A quick Google shows that Mr. Hiller is a real estate broker with an agency called Hiller Realty Inc.
Now, as it just so happens to be, Hiller Realty Inc is owned and operated by Jaren's brother, John Hiller.
And, as the gentle reader might remember, John Hiller was Walker's campaign treasurer for 18 years, until he was suddenly dismissed right after Walkergate exploded.

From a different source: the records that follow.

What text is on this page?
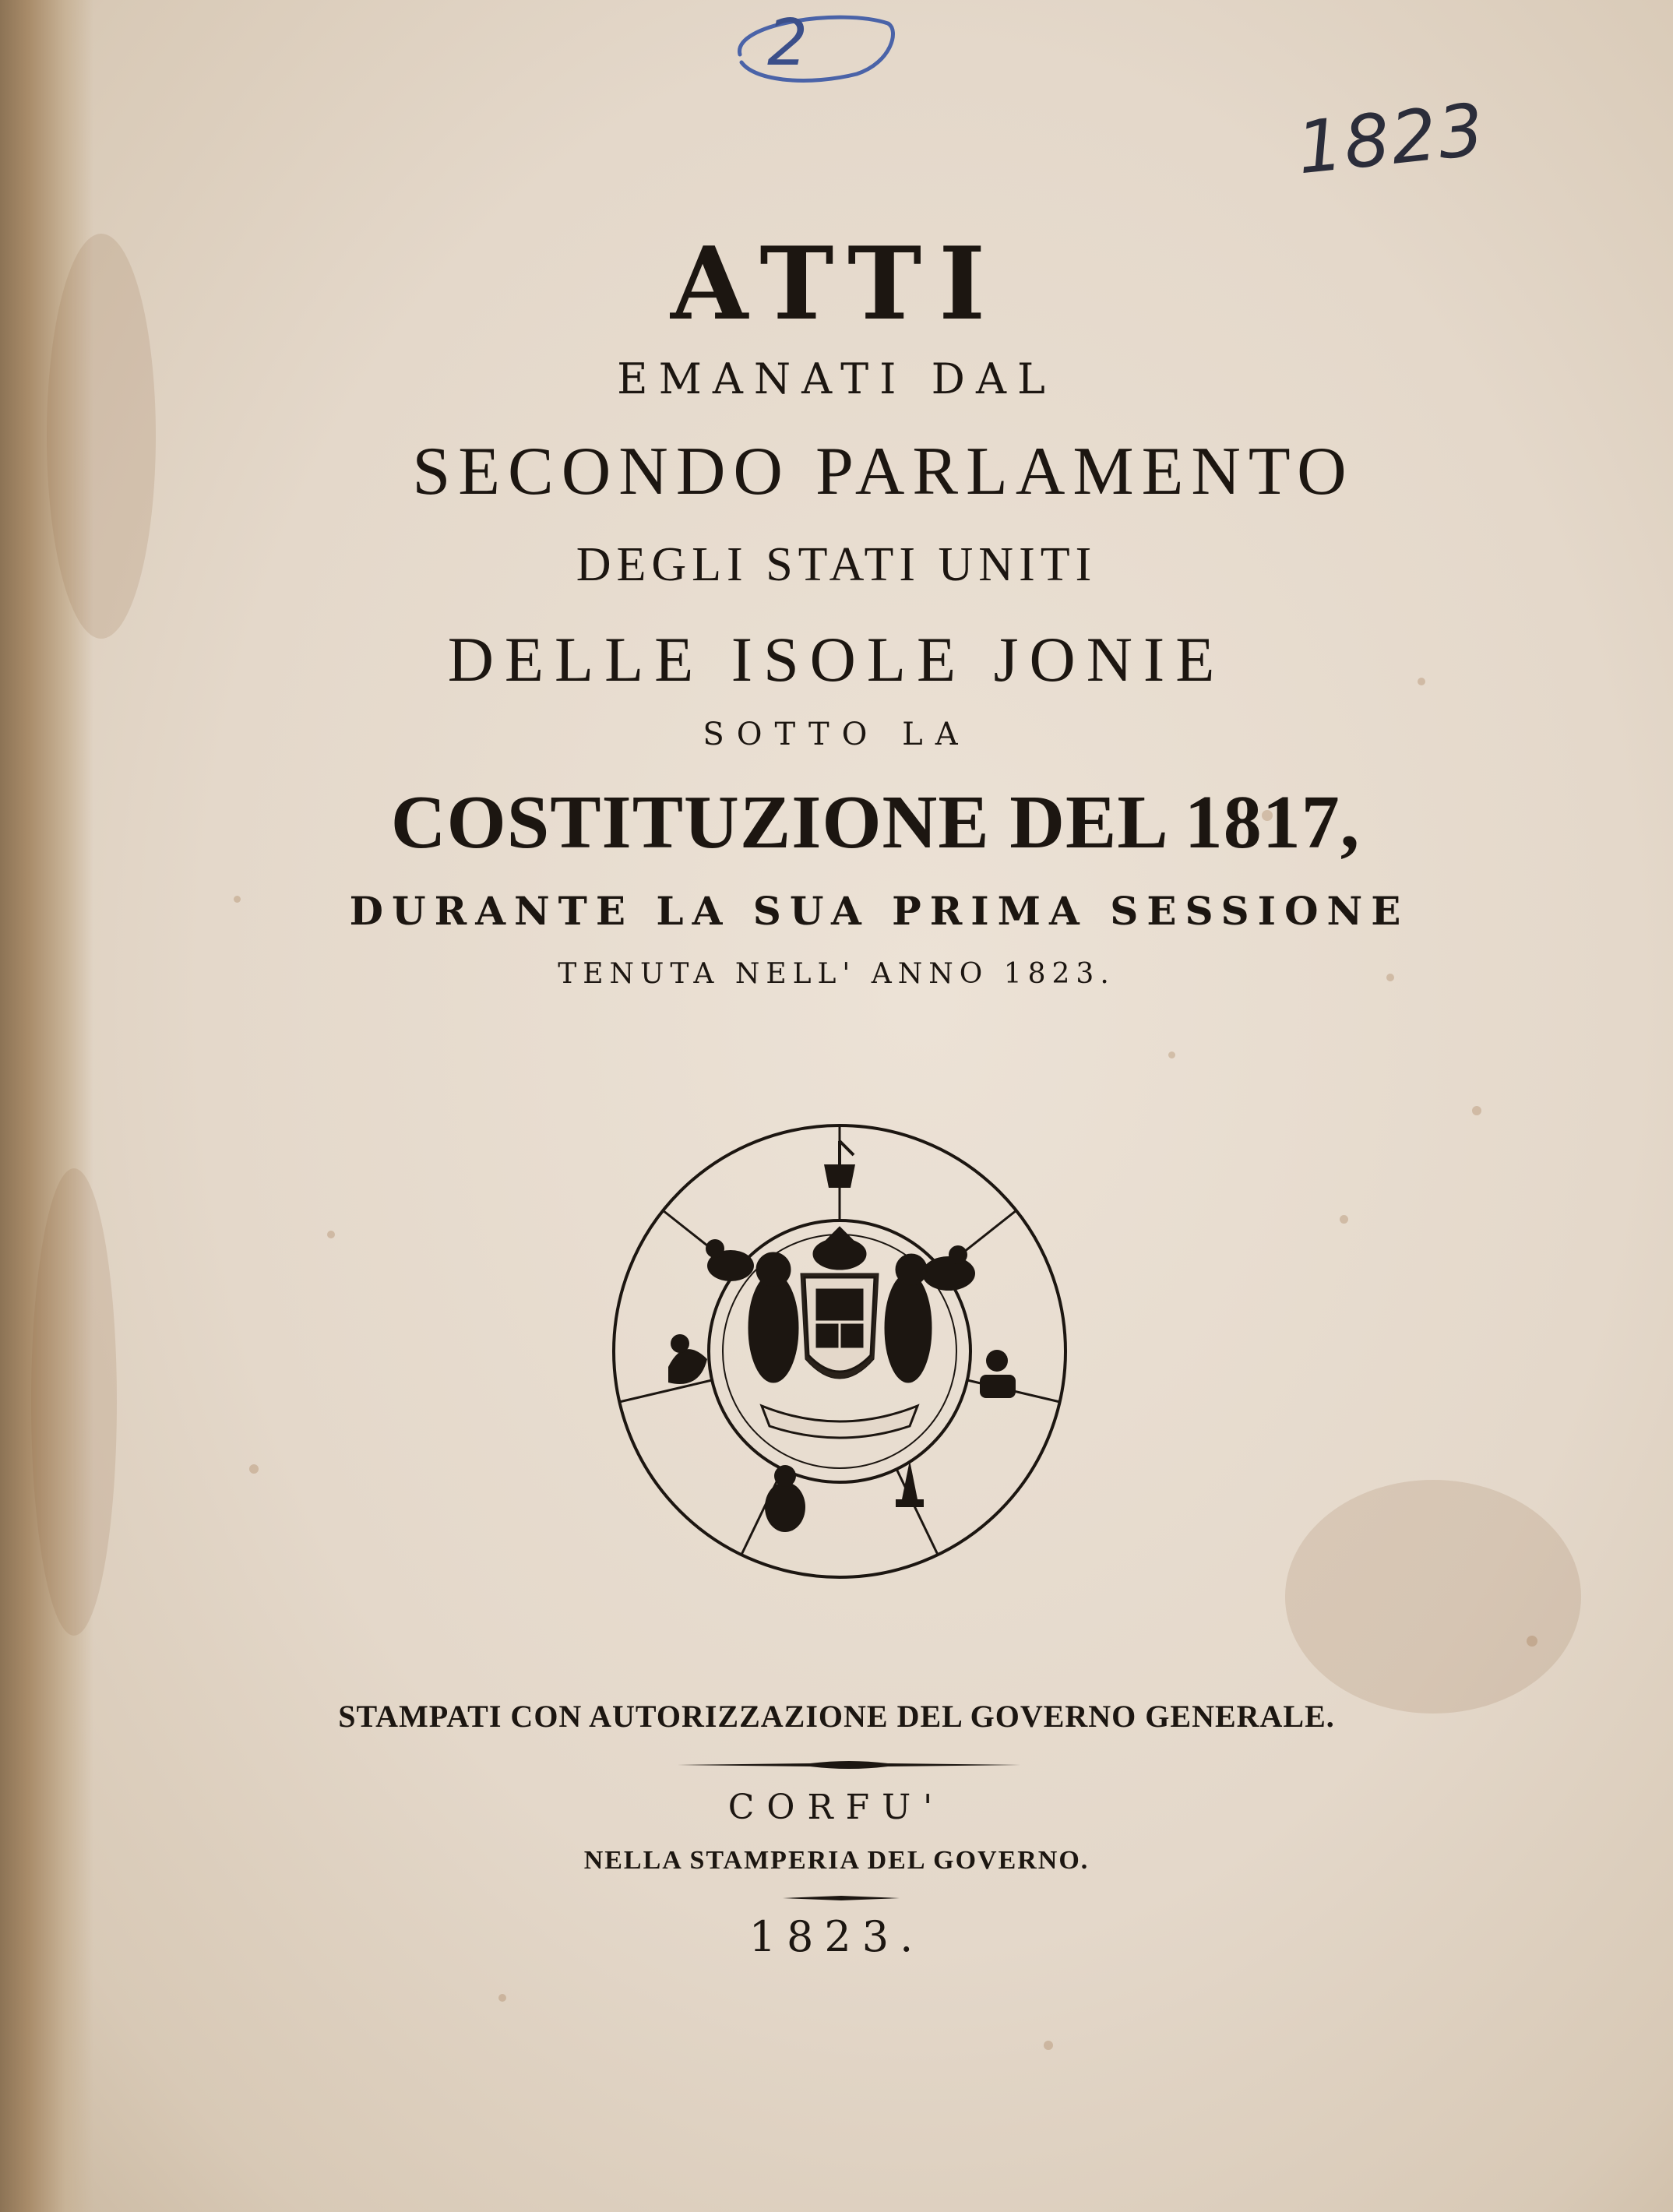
2
1823
ATTI
EMANATI DAL
SECONDO PARLAMENTO
DEGLI STATI UNITI
DELLE ISOLE JONIE
SOTTO LA
COSTITUZIONE DEL 1817,
DURANTE LA SUA PRIMA SESSIONE
TENUTA NELL' ANNO 1823.
STAMPATI CON AUTORIZZAZIONE DEL GOVERNO GENERALE.
CORFU'
NELLA STAMPERIA DEL GOVERNO.
1823.
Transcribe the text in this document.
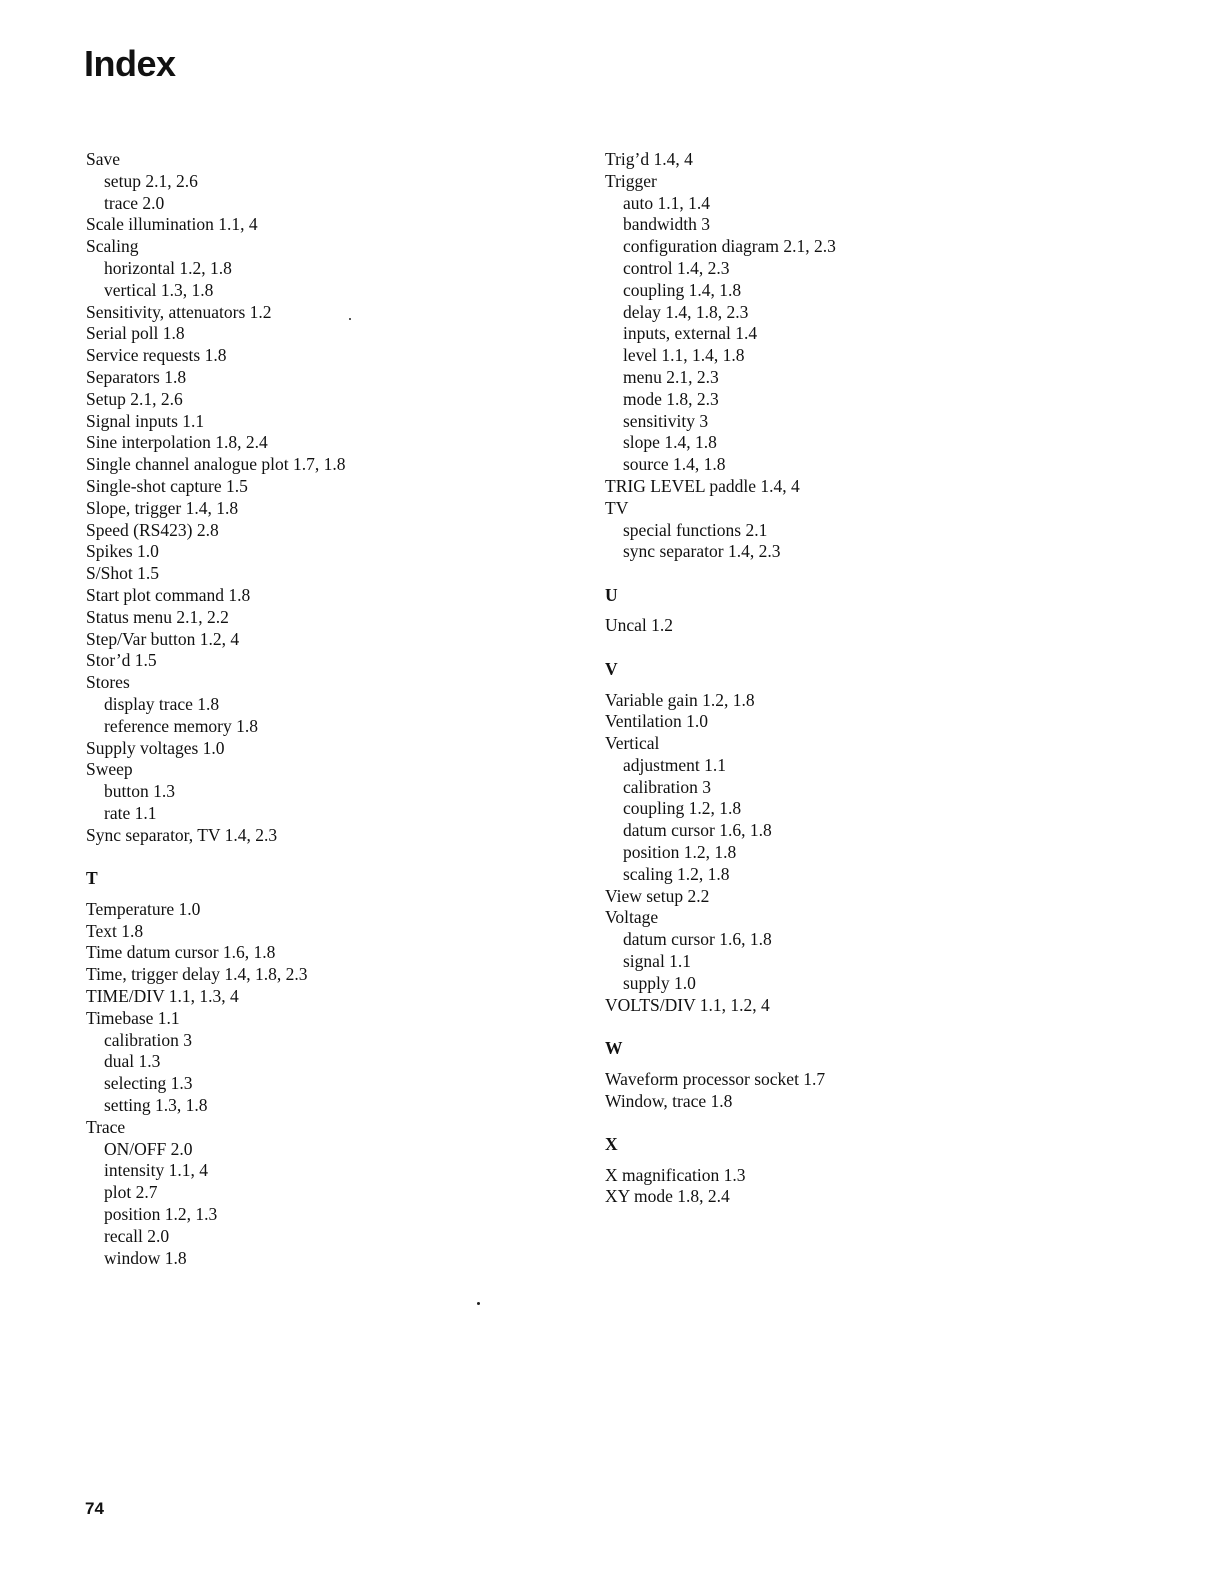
Index
Save
setup 2.1, 2.6
trace 2.0
Scale illumination 1.1, 4
Scaling
horizontal 1.2, 1.8
vertical 1.3, 1.8
Sensitivity, attenuators 1.2
Serial poll 1.8
Service requests 1.8
Separators 1.8
Setup 2.1, 2.6
Signal inputs 1.1
Sine interpolation 1.8, 2.4
Single channel analogue plot 1.7, 1.8
Single-shot capture 1.5
Slope, trigger 1.4, 1.8
Speed (RS423) 2.8
Spikes 1.0
S/Shot 1.5
Start plot command 1.8
Status menu 2.1, 2.2
Step/Var button 1.2, 4
Stor’d 1.5
Stores
display trace 1.8
reference memory 1.8
Supply voltages 1.0
Sweep
button 1.3
rate 1.1
Sync separator, TV 1.4, 2.3
T
Temperature 1.0
Text 1.8
Time datum cursor 1.6, 1.8
Time, trigger delay 1.4, 1.8, 2.3
TIME/DIV 1.1, 1.3, 4
Timebase 1.1
calibration 3
dual 1.3
selecting 1.3
setting 1.3, 1.8
Trace
ON/OFF 2.0
intensity 1.1, 4
plot 2.7
position 1.2, 1.3
recall 2.0
window 1.8
Trig’d 1.4, 4
Trigger
auto 1.1, 1.4
bandwidth 3
configuration diagram 2.1, 2.3
control 1.4, 2.3
coupling 1.4, 1.8
delay 1.4, 1.8, 2.3
inputs, external 1.4
level 1.1, 1.4, 1.8
menu 2.1, 2.3
mode 1.8, 2.3
sensitivity 3
slope 1.4, 1.8
source 1.4, 1.8
TRIG LEVEL paddle 1.4, 4
TV
special functions 2.1
sync separator 1.4, 2.3
U
Uncal 1.2
V
Variable gain 1.2, 1.8
Ventilation 1.0
Vertical
adjustment 1.1
calibration 3
coupling 1.2, 1.8
datum cursor 1.6, 1.8
position 1.2, 1.8
scaling 1.2, 1.8
View setup 2.2
Voltage
datum cursor 1.6, 1.8
signal 1.1
supply 1.0
VOLTS/DIV 1.1, 1.2, 4
W
Waveform processor socket 1.7
Window, trace 1.8
X
X magnification 1.3
XY mode 1.8, 2.4
74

Hiller was also on Walker's transition team after being elected.
It would not be a stretch to think he was distancing himself from Walker and his campaign, especially considering Hiller might have had a hand in some of the pay for play and bid rigging going on while Walker was running for governor.
So let's recap this.
While Walker was running for governor, the brother of Walker's campaign treasurer (who has a sordid history himself), who was part of a right wing front group as well as worked with his brother in their realty agency, filed a lawsuit in order to make Doyle look bad (this was before Doyle chose not to run).
Gee, do you think that there just might have been some collusion between WFA and Walker's campaign? Just a little, maybe?
Perhaps we need to put John Hiller on the list of names to watch in 2013 as the next wave of Walkergate sweeps the state.
And can't the right wing do anything openly and honestly? Do they have a code against that or something?